Más de dos mil años han transcurrido, desde que una joven madre diera a luz un niño que venía predestinado a convertirse en un faro y guía para que los terrícolas de aquel tiempo, y los subsiguientes, transformaran su conducta hacia la meta eterna de amarse los unos a los otros.
Los vaivenes de la humanidad, en esos pasados dos mil años, recibiendo los embates de la Naturaleza cuando se le ataca, como ocurre ahora con el cambio c1imático, o la acción depredadora de los humanos, han empañado los grandes aportes que la inteligencia ha legado a la raza humana, llevándola, desde aquellos angustiantes tiempos de morir jóvenes, sin ningún tipo de servicio, hasta el día de hoy disfrutando de estaciones espaciales y medicinas para enfermedades que antes se creían incurables o darnos el lujo de comunicarnos al instante con cualquier rincón de la Tierra.

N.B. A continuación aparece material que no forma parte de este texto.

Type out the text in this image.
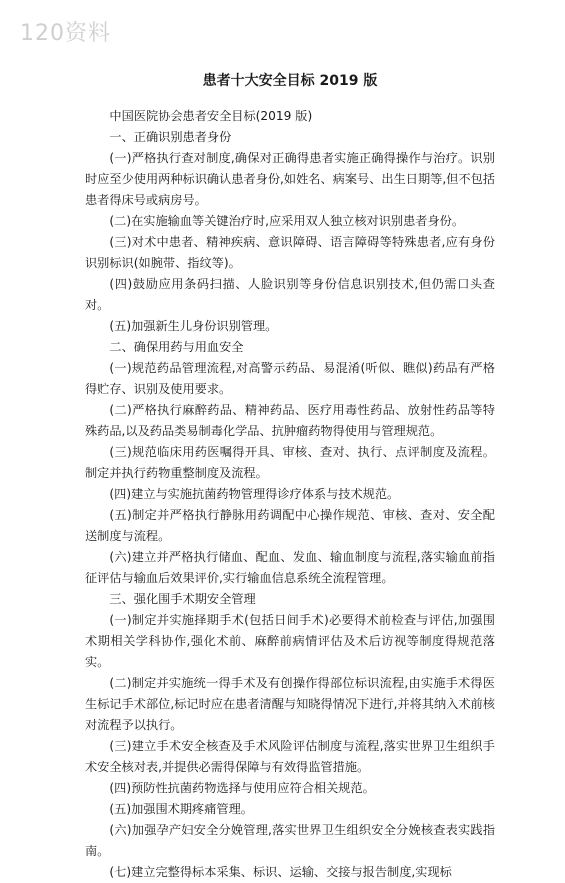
120资料
患者十大安全目标 2019 版

中国医院协会患者安全目标(2019 版)

一、正确识别患者身份

(一)严格执行查对制度,确保对正确得患者实施正确得操作与治疗。识别时应至少使用两种标识确认患者身份,如姓名、病案号、出生日期等,但不包括患者得床号或病房号。

(二)在实施输血等关键治疗时,应采用双人独立核对识别患者身份。

(三)对术中患者、精神疾病、意识障碍、语言障碍等特殊患者,应有身份识别标识(如腕带、指纹等)。

(四)鼓励应用条码扫描、人脸识别等身份信息识别技术,但仍需口头查对。

(五)加强新生儿身份识别管理。

二、确保用药与用血安全

(一)规范药品管理流程,对高警示药品、易混淆(听似、瞧似)药品有严格得贮存、识别及使用要求。

(二)严格执行麻醉药品、精神药品、医疗用毒性药品、放射性药品等特殊药品,以及药品类易制毒化学品、抗肿瘤药物得使用与管理规范。

(三)规范临床用药医嘱得开具、审核、查对、执行、点评制度及流程。制定并执行药物重整制度及流程。

(四)建立与实施抗菌药物管理得诊疗体系与技术规范。

(五)制定并严格执行静脉用药调配中心操作规范、审核、查对、安全配送制度与流程。

(六)建立并严格执行储血、配血、发血、输血制度与流程,落实输血前指征评估与输血后效果评价,实行输血信息系统全流程管理。

三、强化围手术期安全管理

(一)制定并实施择期手术(包括日间手术)必要得术前检查与评估,加强围术期相关学科协作,强化术前、麻醉前病情评估及术后访视等制度得规范落实。

(二)制定并实施统一得手术及有创操作得部位标识流程,由实施手术得医生标记手术部位,标记时应在患者清醒与知晓得情况下进行,并将其纳入术前核对流程予以执行。

(三)建立手术安全核查及手术风险评估制度与流程,落实世界卫生组织手术安全核对表,并提供必需得保障与有效得监管措施。

(四)预防性抗菌药物选择与使用应符合相关规范。

(五)加强围术期疼痛管理。

(六)加强孕产妇安全分娩管理,落实世界卫生组织安全分娩核查表实践指南。

(七)建立完整得标本采集、标识、运输、交接与报告制度,实现标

Pero lo más importante de la prédica de aquel niño, cuyo nacimiento conmemoramos en esta fecha, de promover el amor entre los semejantes, es casi un esfuerzo fallido cuando la modernidad de cada siglo ha ahogado tantos intentos de preservar la familia, de eliminar los odios y ayudarnos unos a otros en base a tener más consciencia de cómo aprovechar equitativamente los recursos que la Tierra y el intelecto nos proporcionan.
Aquellas prédicas del enviado de Dios, en las polvorientas aldeas de Palestina, hubiesen quedado esparcidas al aire si luego de la Resurrección no se le diera forma a todo un propósito de vida reservado a la humanidad para destronar las envidias y rencores, dándole un sentido de solidaridad a la humanidad con el propósito del bien común.
San Pablo, acompañado en sus travesías por las ciudades Mediterráneas de un cuerpo de redactores, digno de cualquier diario moderno, se encargó de darle forma al propósito del Hijo de Dios para proporcionar a los hombres y mujeres una orientación para guiar sus vidas, hermanados unos a otros, dándole su razón de ser al libre albedrío que el Padre nos proporcionó para aprovechar la inteligencia. Quizás se hubiese evitado la amenaza actual de un cataclismo global.
Hoy pareciera que ese pesebre, que acogió a un niño solitario tan solo con sus padres, está vacío, fruto del egoísmo humano que por tantos siglos ha empujado a cada quien buscar sus beneficios sin pensar en el prójimo. Se atiende a los intereses que en un momento dado proporcionen el bienestar material que se busca a como dé lugar, en detrimento de los valores familiares que una vez tuvieron sentido, pero ahora ya no son el freno que permitía una convivencia solidaria aun cuando se fuera más pobres.
Hemos olvidado al Niño Jesús. Ya no se celebran las Navidades, ahora son las Felices Fiestas como parte de un tinglado de grandes proporciones del interés empresarial de un comercio que espera, en cada diciembre, resarcirse de sus bajas ventas en el resto del año, y a la vez marginar lo que todavía intentan las religiones cristianas de hacernos ver que por encima de nuestros egoísmos hay una tarea de la cual Dios no nos ha eximido, que es la amarnos los unos a los otros.